Did anyone else assume we’d gotten past that whole “mankind,” “man,” “where no man has gone before” stuff with Star Trek the Next Generation? I mean, I really thought that narrators in the future would mention, also, that women did things, built things, and genernally contributed to the formation of society, seeings as women, like, have babies and design buildings and drive forklifts and such. Women: doing everything men do, and breeding for the cause, too!

I mean, really.

But anyway, if you suck it up through the Morgan Freeman narration, this is a great little summer adventure movie.

Yea, you heard me right.

Forget a minute that Tom Cruise is the lead (I wish they’d cast somebody else – he’s a celebrity who’s gotten to the point where he’s so much “a celebrity” in my mind that it’s difficult not to just be like, “Oh, Tom Cruise), and appreciate Dakota Fanning and Steven Spielburg as a director, and go along for the fucking ride.
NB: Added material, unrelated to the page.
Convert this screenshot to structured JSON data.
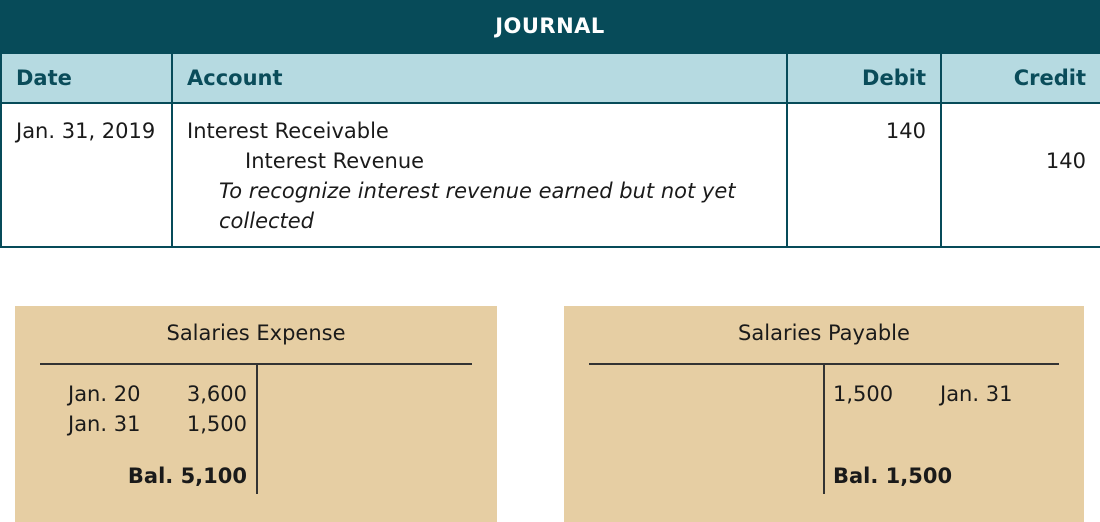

It hits my pet interests of course: war, genocide, apocalyptic scenerios and how they bring out the worst and (sometimes) the best in people. Speilburg knows how you make a good action flick: always bring it back to the characters. It’s about the people, not the special effects (though the effects are fucking stellar). Focus on the story, the journey of these people caught up in extraordinary events. He’s great with suspense, tension.

Spielburg may spend a bit too long focusing on all of the grouped military shots, but hey, he after directing so many war movies, I think he just couldn’t help it.

Cruise plays an incompetent asshole pretty well (does this surprise anyone?), and it’s fun to watch a sort of anti-hero fill the hero role.

Unlike some other people, I didn’t have so much trouble with the ending: hell, they stayed true to the original in that sense. What ya gonna do?

I will say that the cynic in me wanted it to end with the father & daughter cowering on the stairs after Cruise takes steps to ensure their survival. I love that idea as an ending shot. But then, I adored the original ending shot of “28 Days Later” when the two women – hefting shotguns – swing through the double doors of the hospital and into the great unknown.

I enjoy just being left to dwell on how far human beings will go to protect their kin, and speculate about how well they’ll do in the long run.

But hey, it’s Spielburg. Everybody’s gotta live, gotta maintain the happy family unit.

Ah, well.

It was a good ride. I was pleasantly entertained.